ShadyGuy's comment about scare tissue make me wonder it there is additonal scaring around my lung from the lymphoma cause pluerisy. Not going to worry too much on it. Whenever I get those twings I do very deep breathing exercises. If I ever have trouble doing them my DR will be getting a call from me. 

Kats Corner
Posts: 2
Joined: Oct 2017

Hi JeaniNow1. Haven't been on here in awhile. I also have Follicular Lymphoma and just completed 6 cycles of Bendamustine + Rituxan about the time you were starting. Very glad you have had little nausea so far...my experience very different. I had significant nausea for 2-3 weeks of each month and spent a night in the ER on day 4 of first cycle for uncontrolled vomiting and dehydration. Hopefully you will continue to have low nausea, but sometimes you can be affected cumulatively by treatment or the Bendamustine will spike some nausea out of the blue. Good idea to keep the anti- nausea meds on you. 

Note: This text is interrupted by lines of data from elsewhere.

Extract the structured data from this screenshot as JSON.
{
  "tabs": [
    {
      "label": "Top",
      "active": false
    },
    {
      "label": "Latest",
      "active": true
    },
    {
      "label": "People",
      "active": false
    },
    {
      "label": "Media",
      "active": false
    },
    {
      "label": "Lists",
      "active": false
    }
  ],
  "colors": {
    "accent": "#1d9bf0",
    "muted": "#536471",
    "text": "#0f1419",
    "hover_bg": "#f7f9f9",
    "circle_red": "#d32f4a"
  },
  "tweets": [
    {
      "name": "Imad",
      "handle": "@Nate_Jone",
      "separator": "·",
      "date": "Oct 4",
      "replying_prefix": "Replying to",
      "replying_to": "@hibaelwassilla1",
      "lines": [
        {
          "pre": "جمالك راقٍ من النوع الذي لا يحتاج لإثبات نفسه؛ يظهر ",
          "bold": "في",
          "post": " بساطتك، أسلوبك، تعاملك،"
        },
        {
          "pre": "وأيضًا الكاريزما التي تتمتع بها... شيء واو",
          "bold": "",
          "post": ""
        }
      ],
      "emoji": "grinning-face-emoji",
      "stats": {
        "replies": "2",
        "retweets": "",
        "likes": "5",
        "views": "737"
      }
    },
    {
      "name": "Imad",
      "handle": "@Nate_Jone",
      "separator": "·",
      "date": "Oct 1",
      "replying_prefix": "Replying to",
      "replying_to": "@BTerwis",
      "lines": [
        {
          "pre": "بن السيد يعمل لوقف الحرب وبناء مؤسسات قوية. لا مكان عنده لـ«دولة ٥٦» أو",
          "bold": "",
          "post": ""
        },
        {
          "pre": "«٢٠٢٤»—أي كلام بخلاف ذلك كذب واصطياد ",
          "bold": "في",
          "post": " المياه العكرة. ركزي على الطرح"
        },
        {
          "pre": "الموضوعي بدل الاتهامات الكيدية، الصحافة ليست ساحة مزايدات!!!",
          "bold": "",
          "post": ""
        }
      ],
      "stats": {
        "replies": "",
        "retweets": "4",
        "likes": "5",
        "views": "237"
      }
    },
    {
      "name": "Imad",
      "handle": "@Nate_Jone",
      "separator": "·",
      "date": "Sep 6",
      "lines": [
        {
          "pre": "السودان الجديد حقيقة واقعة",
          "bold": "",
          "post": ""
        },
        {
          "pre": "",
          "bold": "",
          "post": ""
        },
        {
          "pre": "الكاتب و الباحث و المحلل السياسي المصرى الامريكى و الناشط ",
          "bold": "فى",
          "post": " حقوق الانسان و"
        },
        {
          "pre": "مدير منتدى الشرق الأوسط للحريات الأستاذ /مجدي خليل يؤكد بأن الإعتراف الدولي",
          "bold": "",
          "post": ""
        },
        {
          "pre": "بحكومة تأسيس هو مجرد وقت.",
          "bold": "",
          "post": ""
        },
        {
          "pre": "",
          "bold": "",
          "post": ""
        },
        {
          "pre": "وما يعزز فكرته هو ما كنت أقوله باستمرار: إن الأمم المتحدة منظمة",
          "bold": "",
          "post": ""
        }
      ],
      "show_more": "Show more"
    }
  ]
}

I went overboard in avoiding people and crowds initially and sanitizing anything I could see. I see it as a balancing act now- I want to stay safe but also don;t want to hate my life, so I still go to craft shows for instance, but I use sanitary wipes a lot and steer clear of sniffling coughing people. I try to always use sanitizer after using credit/debit machines. My doctor never gave me Neulasta though he monitors closely. I don't want to take any more treatment or drugs than I have to!

BTW I was diagnosed Stage 4 with bone marrow involvement with Lymphoma everywhere from neck to thighs...I just had my first post treatment PET/CT and am in full metabolic remission!!